Working with the census
Package
Warning
This is the old documentation that prepared by Ben, we need to find the right place and merge it into the new documentation.
Running the Command Line Interface
When census
is installed, a command line utility (also named census
)
is automatically made available in your environment. Documentation on the CLI can be
accessed by running:
census --help
An example run would look like this:
census --var_file census_vars.yml -y 2009:2019 --geom tract -d population -i x --out ../data/census_tract_2009_2019.csv
This would take the variable definitions in census_vars.yml
(--var_file census_vars.yml
)
, process them from the API for census tracts (--geom tract
) for 2009 - 2019 (-y 2009:2019
),
calculate density per square mile for the “population” variable (-d population
),
would not interpolate (-i x
), and would write the created data frame to the
path specified by --out
.
Main Python Workflow
All main functionality for this package is contained within the DataPlan object. For detailed documentation on its methods, please see assemble_data.py.
The general workflow is as follows:
Create your DataPlan Object (this one is for county data for 2000-2019):
plan = census.DataPlan("census_vars.yml", "county", years = census.census_years(2000, 2019))
On creation, the object creates a plan for a series of API queries to calculate the desired variables based on the passed in yaml file.

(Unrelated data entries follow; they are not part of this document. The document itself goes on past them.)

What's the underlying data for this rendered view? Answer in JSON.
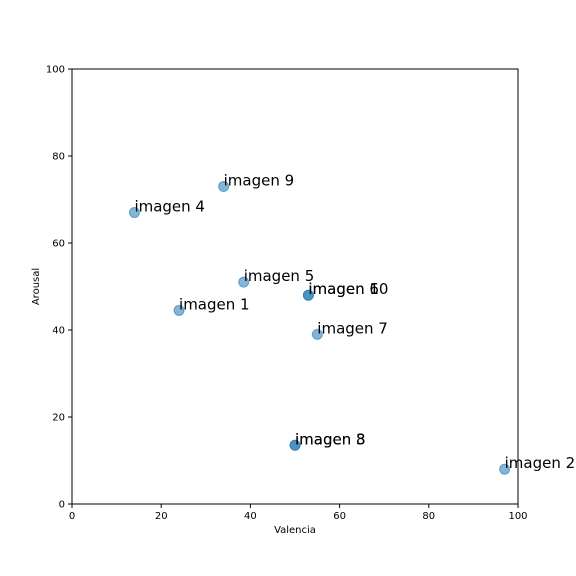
{
  "chart_data": {
    "type": "scatter",
    "title": "",
    "xlabel": "Valencia",
    "ylabel": "Arousal",
    "xlim": [
      0,
      100
    ],
    "ylim": [
      0,
      100
    ],
    "xticks": [
      "0",
      "20",
      "40",
      "60",
      "80",
      "100"
    ],
    "yticks": [
      "0",
      "20",
      "40",
      "60",
      "80",
      "100"
    ],
    "grid": false,
    "marker_color": "#1f77b4",
    "marker_alpha": 0.55,
    "points": [
      {
        "label": "imagen 1",
        "x": 24,
        "y": 44.5
      },
      {
        "label": "imagen 2",
        "x": 97,
        "y": 8
      },
      {
        "label": "imagen 3",
        "x": 50,
        "y": 13.5
      },
      {
        "label": "imagen 4",
        "x": 14,
        "y": 67
      },
      {
        "label": "imagen 5",
        "x": 38.5,
        "y": 51
      },
      {
        "label": "imagen 6",
        "x": 53,
        "y": 48
      },
      {
        "label": "imagen 7",
        "x": 55,
        "y": 39
      },
      {
        "label": "imagen 8",
        "x": 50,
        "y": 13.5
      },
      {
        "label": "imagen 9",
        "x": 34,
        "y": 73
      },
      {
        "label": "imagen 10",
        "x": 53,
        "y": 48
      }
    ]
  }
}
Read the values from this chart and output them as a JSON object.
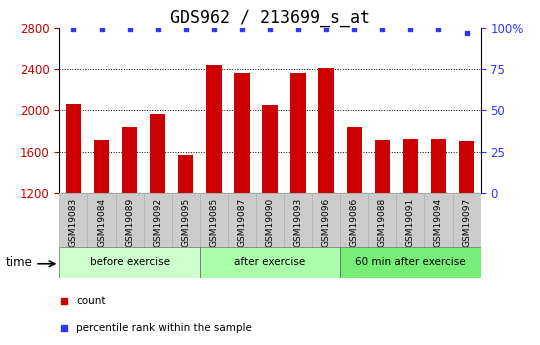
{
  "title": "GDS962 / 213699_s_at",
  "categories": [
    "GSM19083",
    "GSM19084",
    "GSM19089",
    "GSM19092",
    "GSM19095",
    "GSM19085",
    "GSM19087",
    "GSM19090",
    "GSM19093",
    "GSM19096",
    "GSM19086",
    "GSM19088",
    "GSM19091",
    "GSM19094",
    "GSM19097"
  ],
  "bar_values": [
    2060,
    1710,
    1840,
    1970,
    1570,
    2440,
    2365,
    2050,
    2360,
    2410,
    1840,
    1710,
    1720,
    1720,
    1700
  ],
  "percentile_values": [
    99,
    99,
    99,
    99,
    99,
    99,
    99,
    99,
    99,
    99,
    99,
    99,
    99,
    99,
    97
  ],
  "bar_color": "#cc0000",
  "percentile_color": "#3333ff",
  "ylim_left": [
    1200,
    2800
  ],
  "ylim_right": [
    0,
    100
  ],
  "yticks_left": [
    1200,
    1600,
    2000,
    2400,
    2800
  ],
  "yticks_right": [
    0,
    25,
    50,
    75,
    100
  ],
  "yticklabels_right": [
    "0",
    "25",
    "50",
    "75",
    "100%"
  ],
  "groups": [
    {
      "label": "before exercise",
      "start": 0,
      "end": 5,
      "color": "#ccffcc"
    },
    {
      "label": "after exercise",
      "start": 5,
      "end": 10,
      "color": "#aaffaa"
    },
    {
      "label": "60 min after exercise",
      "start": 10,
      "end": 15,
      "color": "#77ee77"
    }
  ],
  "legend_count_label": "count",
  "legend_percentile_label": "percentile rank within the sample",
  "xlabel_time": "time",
  "background_color": "#ffffff",
  "plot_bg_color": "#ffffff",
  "tick_label_color_left": "#cc0000",
  "tick_label_color_right": "#3333ff",
  "title_fontsize": 12,
  "tick_fontsize": 8.5,
  "bar_width": 0.55,
  "xtick_label_box_color": "#cccccc",
  "group_band_color_border": "#888888"
}
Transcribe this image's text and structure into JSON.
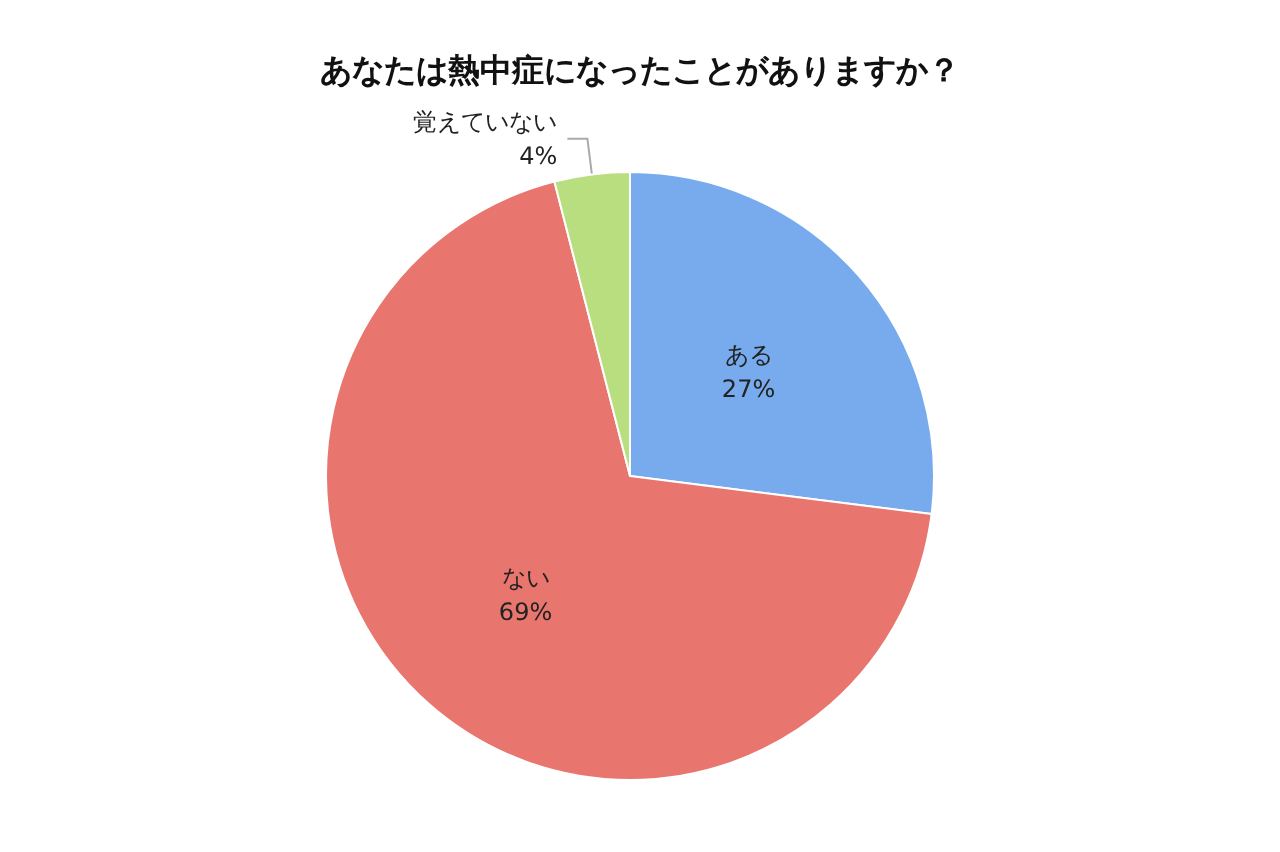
{
  "chart_data": {
    "type": "pie",
    "title": "あなたは熱中症になったことがありますか？",
    "categories": [
      "ある",
      "ない",
      "覚えていない"
    ],
    "values": [
      27,
      69,
      4
    ],
    "value_labels": [
      "27%",
      "69%",
      "4%"
    ],
    "colors": [
      "#78abee",
      "#e9756f",
      "#b9de80"
    ]
  }
}
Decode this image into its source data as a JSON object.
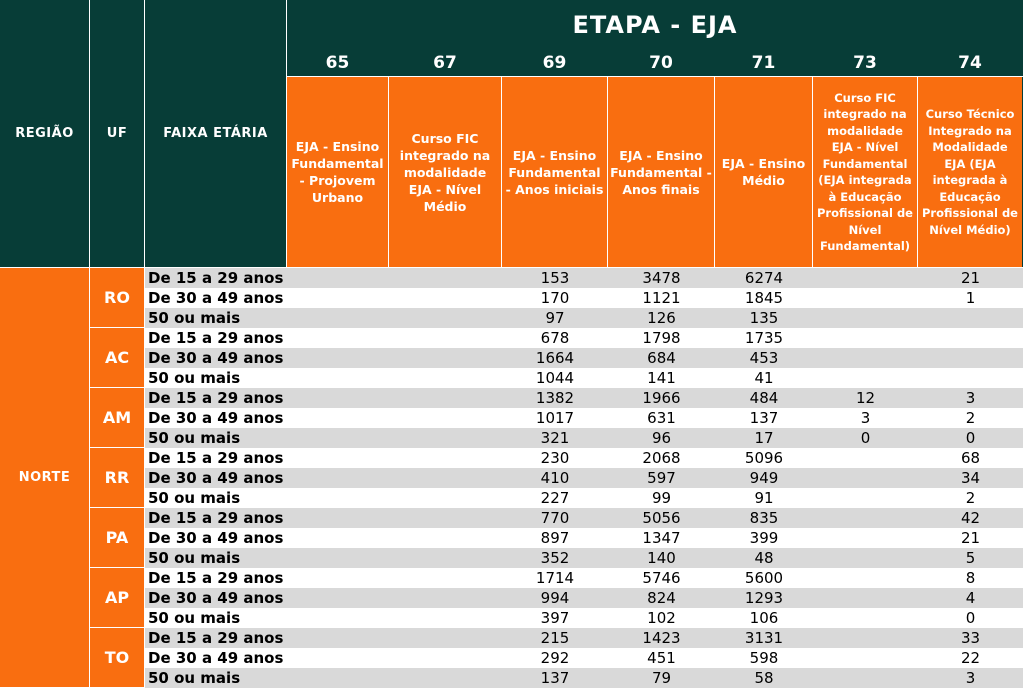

Details on how to structure that yaml file can be found in Census Variable File Structure.
Make the API calls:
plan.assemble_data()
This tells the DataPlan object to start making and combing all the specified API calls.
After this completes, the data is usable for analysis. However, it will only contain data for years that are available through the US census. It also will not have any densities, or other columns. Despite this, if you are interpolating or calculating densities, it is still best practice for reproducuibility to save a copy of your data at this point. You can do that by running
plan.write_data("census_uninterpolated.csv").
After this, we can begin interpolation.
Interpolate the data:
plan.interpolate(min_year = 1999, max_year = 2019)
This will interpolate missing data using a weighted moving average model missing data for each
variable, for each geographic unit, for each year in the dataset. Since ACS data/Decennial data
is available for counties in 2000, and in 2009 onward, this will create data for 1999, and 2001-2008.
More information on the interpolation methods can be seen in the dorieh.utils
package documentation.
Calculate Densities:
plan.calculate_densities(["population"], sq_mi = True)
This will calculate the density per square mile of the variable population within the assembled data set. This can take some time to run, as it needs to get the area of each geographic unit from the tigerweb API. Also note that due to limited data availability, the area may not 100% correspond to the area of the year in question.
Write the data:
plan.write_data("census_interpolated.csv")
Your data set is now complete and written to disk.
Shapefile Downloads
In addition to the general processing workflow, the package also includes a function for downloading Census geography shape files. Please see tigerweb.py for documentation on the functions interacting with the Census geographic resources.